Solo i giovani sanno essere così generosi!
Se penso agli sguardi dei colleghi all’ultimo premio letterario, dove il più giovane della giuria era Cavaliere di Vittorio Veneto e l’età degli scrittori era adeguata e anche il loro rancore…
“Lascia perdere… – riprende l’altro – Dicevo che vale molto di più di tanti che stanno imperversando in televisione e alla radio. Eppure … Hai vinto il tuo bel premio letterario, hai venduto le tue 2500 copie, me lo hai detto tu, e poi? E poi tutto è finito lì. La gente non ti vede più, nascosto sugli scaffali, pieni di polvere, delle librerie che espongono l’ultimo successo del solito noto. Sai che cosa è successo a me invece? Nel primo anno ho venduto 300 copie. Poche dirai tu…”
Niente, penso sconsolato.
“… ma negli ultimi sei mesi le altre 700. E adesso sono due mesi che sono in classifica, vado e vengo, ma resto a galla.
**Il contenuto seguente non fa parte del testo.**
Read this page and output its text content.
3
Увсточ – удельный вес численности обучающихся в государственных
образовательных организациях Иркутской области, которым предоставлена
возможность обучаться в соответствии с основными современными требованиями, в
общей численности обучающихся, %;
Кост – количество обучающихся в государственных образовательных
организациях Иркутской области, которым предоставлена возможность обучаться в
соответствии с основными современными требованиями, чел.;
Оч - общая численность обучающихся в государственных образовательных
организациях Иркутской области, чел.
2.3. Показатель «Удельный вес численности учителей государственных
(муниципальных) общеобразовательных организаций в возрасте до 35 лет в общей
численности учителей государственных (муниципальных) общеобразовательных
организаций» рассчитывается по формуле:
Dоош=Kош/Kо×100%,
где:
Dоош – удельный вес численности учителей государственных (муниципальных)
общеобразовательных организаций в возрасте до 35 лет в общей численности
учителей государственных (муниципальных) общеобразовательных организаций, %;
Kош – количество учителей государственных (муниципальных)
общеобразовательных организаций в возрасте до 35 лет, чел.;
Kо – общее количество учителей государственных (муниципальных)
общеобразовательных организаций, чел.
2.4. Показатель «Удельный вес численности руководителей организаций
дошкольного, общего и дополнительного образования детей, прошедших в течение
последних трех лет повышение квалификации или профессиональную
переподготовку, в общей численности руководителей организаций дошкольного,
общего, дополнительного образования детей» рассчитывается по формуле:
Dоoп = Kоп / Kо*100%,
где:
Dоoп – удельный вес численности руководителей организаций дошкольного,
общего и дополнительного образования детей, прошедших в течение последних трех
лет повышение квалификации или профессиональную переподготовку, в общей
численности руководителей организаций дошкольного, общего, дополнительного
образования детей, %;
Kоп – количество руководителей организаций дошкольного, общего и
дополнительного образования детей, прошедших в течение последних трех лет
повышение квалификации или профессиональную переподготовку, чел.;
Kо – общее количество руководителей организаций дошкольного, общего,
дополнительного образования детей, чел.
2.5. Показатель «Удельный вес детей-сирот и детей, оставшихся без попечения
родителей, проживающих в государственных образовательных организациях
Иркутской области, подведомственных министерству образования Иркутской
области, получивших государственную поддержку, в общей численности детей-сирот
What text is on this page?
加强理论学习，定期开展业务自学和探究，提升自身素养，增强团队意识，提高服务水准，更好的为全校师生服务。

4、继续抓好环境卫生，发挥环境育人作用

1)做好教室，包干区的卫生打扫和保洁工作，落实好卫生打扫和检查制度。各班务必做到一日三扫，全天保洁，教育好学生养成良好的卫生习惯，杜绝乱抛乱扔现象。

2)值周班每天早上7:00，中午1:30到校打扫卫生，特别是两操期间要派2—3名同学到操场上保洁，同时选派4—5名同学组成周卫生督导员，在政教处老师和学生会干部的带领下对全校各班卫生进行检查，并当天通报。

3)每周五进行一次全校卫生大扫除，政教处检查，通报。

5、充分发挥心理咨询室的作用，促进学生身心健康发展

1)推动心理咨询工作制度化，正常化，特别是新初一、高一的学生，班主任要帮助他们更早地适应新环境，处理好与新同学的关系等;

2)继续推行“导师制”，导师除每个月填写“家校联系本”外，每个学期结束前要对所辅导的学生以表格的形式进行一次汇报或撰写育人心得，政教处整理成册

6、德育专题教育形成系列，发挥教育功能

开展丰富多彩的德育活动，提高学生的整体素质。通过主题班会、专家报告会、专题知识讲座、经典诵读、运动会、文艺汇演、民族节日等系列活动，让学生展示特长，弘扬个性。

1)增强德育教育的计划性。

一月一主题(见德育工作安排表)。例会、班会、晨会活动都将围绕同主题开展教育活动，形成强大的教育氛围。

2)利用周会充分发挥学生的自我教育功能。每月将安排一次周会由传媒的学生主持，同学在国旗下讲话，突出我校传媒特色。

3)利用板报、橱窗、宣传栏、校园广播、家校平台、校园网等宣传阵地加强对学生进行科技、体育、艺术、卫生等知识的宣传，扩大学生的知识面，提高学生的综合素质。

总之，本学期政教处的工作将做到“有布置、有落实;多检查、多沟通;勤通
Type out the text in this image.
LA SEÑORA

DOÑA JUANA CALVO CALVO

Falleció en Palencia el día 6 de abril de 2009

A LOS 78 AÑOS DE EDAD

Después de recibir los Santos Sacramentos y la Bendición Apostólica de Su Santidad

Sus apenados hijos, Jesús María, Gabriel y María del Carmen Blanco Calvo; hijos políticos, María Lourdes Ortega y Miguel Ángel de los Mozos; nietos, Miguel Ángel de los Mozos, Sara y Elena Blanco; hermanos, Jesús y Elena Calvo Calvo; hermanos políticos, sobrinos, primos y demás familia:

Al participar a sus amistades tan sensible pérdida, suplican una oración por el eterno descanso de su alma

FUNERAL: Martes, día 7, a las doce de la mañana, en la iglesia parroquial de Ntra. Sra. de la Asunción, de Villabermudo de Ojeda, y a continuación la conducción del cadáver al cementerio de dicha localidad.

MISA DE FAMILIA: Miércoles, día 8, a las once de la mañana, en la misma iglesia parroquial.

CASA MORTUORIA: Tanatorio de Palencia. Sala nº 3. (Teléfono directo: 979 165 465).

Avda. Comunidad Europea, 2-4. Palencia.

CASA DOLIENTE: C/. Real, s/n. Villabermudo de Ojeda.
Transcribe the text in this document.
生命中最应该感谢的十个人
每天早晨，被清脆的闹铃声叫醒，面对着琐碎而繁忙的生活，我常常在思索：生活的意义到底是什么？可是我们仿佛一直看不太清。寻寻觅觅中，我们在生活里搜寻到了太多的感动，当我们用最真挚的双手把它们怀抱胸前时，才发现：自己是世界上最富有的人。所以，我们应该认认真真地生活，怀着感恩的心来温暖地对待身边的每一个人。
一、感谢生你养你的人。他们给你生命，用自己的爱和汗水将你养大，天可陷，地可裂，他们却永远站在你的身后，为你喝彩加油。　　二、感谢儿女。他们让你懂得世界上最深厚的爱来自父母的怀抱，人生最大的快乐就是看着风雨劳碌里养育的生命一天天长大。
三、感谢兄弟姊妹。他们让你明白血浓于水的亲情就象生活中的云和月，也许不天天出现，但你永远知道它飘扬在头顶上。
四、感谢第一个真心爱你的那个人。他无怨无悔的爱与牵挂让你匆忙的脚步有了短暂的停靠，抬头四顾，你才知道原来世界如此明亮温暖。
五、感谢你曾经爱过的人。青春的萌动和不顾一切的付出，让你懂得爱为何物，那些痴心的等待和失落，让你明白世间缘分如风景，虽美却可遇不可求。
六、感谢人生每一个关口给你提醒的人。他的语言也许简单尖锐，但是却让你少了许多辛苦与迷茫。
E l’editore mi ha telefonato per dirmi che ci siamo… Mai sentito parlare di effetto massa ed effetto virale della rete?
Due bocche restano aperte, quella di Luigi e la mia. Chissà se si sente anche lui un po’ stupido come me? Penso comprensivo.
“Sai che non ci avevo mai voluto pensare, mi sembrava un ripiego, una sconfitta…”
“E invece è il futuro, per noi è il futuro. Il rapporto negli store è principalmente con il pubblico. Se piaci se lo dicono fra loro e piano, piano il gioco è fatto”
Non sarà così semplice giovane amico, ma cacchio è un’idea!
Mi alzo lentamente, giro intorno al tavolo e mi avvio alla cassa. I due stanno parlando fitto e si vede che il loro entusiasmo è bello e genuino.
Buona fortuna, ragazzi!
Penso e, mentre pago, dico forte al padrone, indicando il loro tavolo:
“Il prossimo giro di crude a quel tavolo lo pago io.”
Esco seguito dallo sguardo stupefatto dei due scrittori, ma io già non li vedo più. Fuori ha smesso di piovere e la luce gialla dei lampioni sembra molto più limpida:
“Come cacchio era l’indirizzo mail di quella editrice on line che ho incrociato ieri notte su internet?”